Arkansas law states that a person commits the act of cruelty to animals if he or she knowingly subjects any animal to cruel mistreatment or abandons an animal without providing for its continued care. Anyone who pleads guilty to, does not contest or is convicted of the offense can be fined up to $1,000 and sentenced to community service and up to a year in jail. Each offense can be prosecuted separately with collective penalties.

“No one is obligated to pay anyone anything to get their dog or any other property back,” said Major Lafayette Woods Jr. of the sheriff’s office. “It’s the owner’s choice. If someone demands payment for returning property to its rightful owner, it can become a civil matter that may have to eventually be ruled upon in court, but no one has the right to deny anyone of their property or demand payment of any type to return a person’s property, period. The owner can pay a reward if he or she chooses, but the owner determines that.”

Woods said such schemes, although isolated, have occurred here previously. He recommended some steps to help ensure safety when dealing with someone on pet transactions.

“If you want to pay reward money for a recovered pet, that’s fine,” he said, “but don’t pay anything or agree to anything before you see the pet and determine its condition and if it’s actually your pet. Try to get the name of the person in possession of the pet before you meet them, and demand to meet only at a neutral location. Don’t go alone to meet someone, and don’t meet anyone after dark, unless it’s absolutely necessary. And if you have to meet after dark, make sure it’s at a well-lit location such as Walmart’s parking lot.

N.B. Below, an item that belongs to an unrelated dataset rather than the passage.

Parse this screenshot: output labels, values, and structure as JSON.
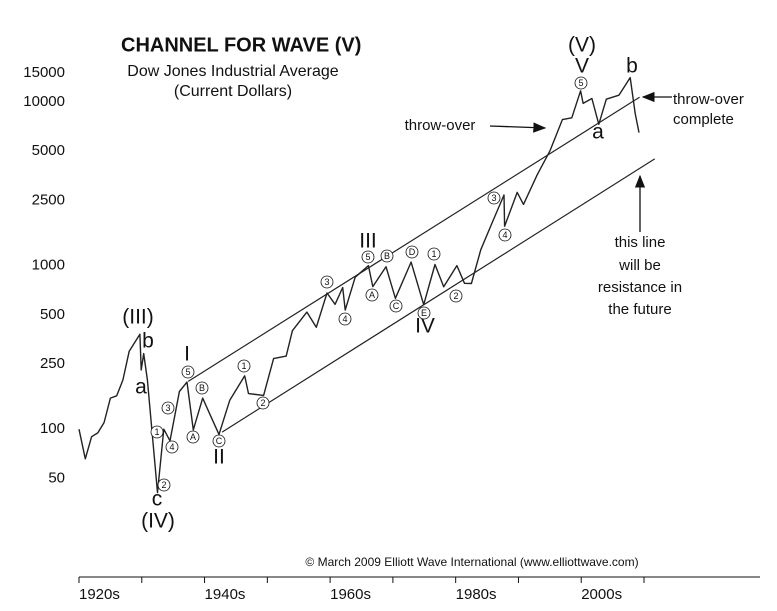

“The main thing is that if you become suspicious of the person you’re dealing with or any strangers you might see in your neighborhood, call the sheriff’s office or your police department,” he said.

Woods said it’s wise to keep your pets inside, especially when you’re not at home. Also, don’t allow your pets — including a cat — to roam freely and unsupervised in your neighborhood. If taking your dog for a walk, keep it on a leash.

“Spay or neuter your pets,” Woods said. “The procedure lowers their desires to roam and medical labs many times won’t accept animals that have been altered.”

Woods said pets should be “properly identified” with collar-attached ID tags and licenses. Microchips provide additional security. He also believes it’s wise to never give animals away for free to strangers, have new owners sign a pet adoption contract to ensure proper treatment of the pet and demand proof of ownership before returning a stray animal to a an unknown person who claims to be the pet’s owner.